Sunday, September 23, 2012

He was a good man

I'm listening to his music from the celebration as I do most Sundays, allowing moisture to seep out when it will,  cleaning up from a cooking spree last night.   Things are good.  With a lot of "help from my friends" I'm clearing, cleaning, finishing, sorting.   getting ready for Winter.

I'm finding a balance of alone and communing, busy and open to ?.  I'm learning, paying attention to my body, my hips/knee, trying to figure out what the heck helps, hurts, can be bourn with out harm.   I'm falling into routines of food, watching Netflicks (always open for suggestions!) reading, dreaming, "getting things done".
 
And I miss him.  So much sometimes that it knocks my socks off.   Perhaps the time and distance allow how hard these last few years were and how much I was losing him to the fog, to fade into the past .  I'm left with the overwhelming awareness that he was a good man, something I appreciated less and less as we silted down into just surviving day to day.
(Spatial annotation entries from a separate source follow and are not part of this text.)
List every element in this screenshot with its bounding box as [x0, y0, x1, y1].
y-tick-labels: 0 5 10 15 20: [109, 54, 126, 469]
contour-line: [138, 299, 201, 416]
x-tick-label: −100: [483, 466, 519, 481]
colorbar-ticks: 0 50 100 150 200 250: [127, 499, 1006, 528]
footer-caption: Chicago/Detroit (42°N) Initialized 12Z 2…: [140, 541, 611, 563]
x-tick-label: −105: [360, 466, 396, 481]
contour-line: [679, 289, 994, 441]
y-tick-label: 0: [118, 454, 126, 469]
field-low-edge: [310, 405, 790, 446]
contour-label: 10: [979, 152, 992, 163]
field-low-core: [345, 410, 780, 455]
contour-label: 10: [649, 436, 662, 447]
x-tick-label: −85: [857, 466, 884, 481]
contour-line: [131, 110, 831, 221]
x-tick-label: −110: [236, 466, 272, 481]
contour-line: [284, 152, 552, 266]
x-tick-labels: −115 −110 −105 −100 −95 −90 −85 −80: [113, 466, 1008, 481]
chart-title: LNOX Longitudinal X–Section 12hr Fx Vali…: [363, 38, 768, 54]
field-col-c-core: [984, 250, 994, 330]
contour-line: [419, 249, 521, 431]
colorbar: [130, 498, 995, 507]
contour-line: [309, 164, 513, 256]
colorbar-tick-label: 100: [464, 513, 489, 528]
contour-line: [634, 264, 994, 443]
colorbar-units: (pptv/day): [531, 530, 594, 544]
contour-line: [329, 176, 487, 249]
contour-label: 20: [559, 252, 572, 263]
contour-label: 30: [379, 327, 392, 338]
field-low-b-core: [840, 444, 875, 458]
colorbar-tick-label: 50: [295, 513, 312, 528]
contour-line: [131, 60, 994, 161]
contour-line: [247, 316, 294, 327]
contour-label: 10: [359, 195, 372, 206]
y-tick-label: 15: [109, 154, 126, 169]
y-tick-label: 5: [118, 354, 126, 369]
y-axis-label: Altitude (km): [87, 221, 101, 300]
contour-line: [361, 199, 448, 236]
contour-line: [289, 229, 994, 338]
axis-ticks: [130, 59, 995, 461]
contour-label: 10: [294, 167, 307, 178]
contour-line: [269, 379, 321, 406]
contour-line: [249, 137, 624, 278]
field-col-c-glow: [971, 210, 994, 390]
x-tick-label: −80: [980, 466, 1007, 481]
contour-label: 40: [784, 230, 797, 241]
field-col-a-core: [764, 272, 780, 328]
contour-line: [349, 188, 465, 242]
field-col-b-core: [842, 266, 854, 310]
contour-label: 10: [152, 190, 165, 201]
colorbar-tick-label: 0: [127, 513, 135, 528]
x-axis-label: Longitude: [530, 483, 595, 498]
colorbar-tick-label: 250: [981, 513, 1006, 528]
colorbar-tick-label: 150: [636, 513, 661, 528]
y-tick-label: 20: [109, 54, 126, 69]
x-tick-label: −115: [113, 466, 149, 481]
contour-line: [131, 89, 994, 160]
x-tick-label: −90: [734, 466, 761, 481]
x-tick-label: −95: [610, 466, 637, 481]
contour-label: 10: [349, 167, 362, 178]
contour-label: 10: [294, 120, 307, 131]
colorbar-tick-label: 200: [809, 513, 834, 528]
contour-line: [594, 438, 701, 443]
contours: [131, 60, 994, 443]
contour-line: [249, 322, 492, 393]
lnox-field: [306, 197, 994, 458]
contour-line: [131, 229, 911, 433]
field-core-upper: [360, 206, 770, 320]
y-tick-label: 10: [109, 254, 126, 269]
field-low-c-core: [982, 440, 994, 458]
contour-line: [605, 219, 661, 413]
I can't go back in time and tap myself on the shoulder and say "pay attention, this man, this relationship,  this time is GOOD, don't go back to sleep".    I am trying to appreciate what I have now, the farm, the friends and neighbors, family, $ and health enough to do and be wonderful things.  But he is no longer here
and I miss him so much.  I'm trying to appreciate the pain of missing him  too.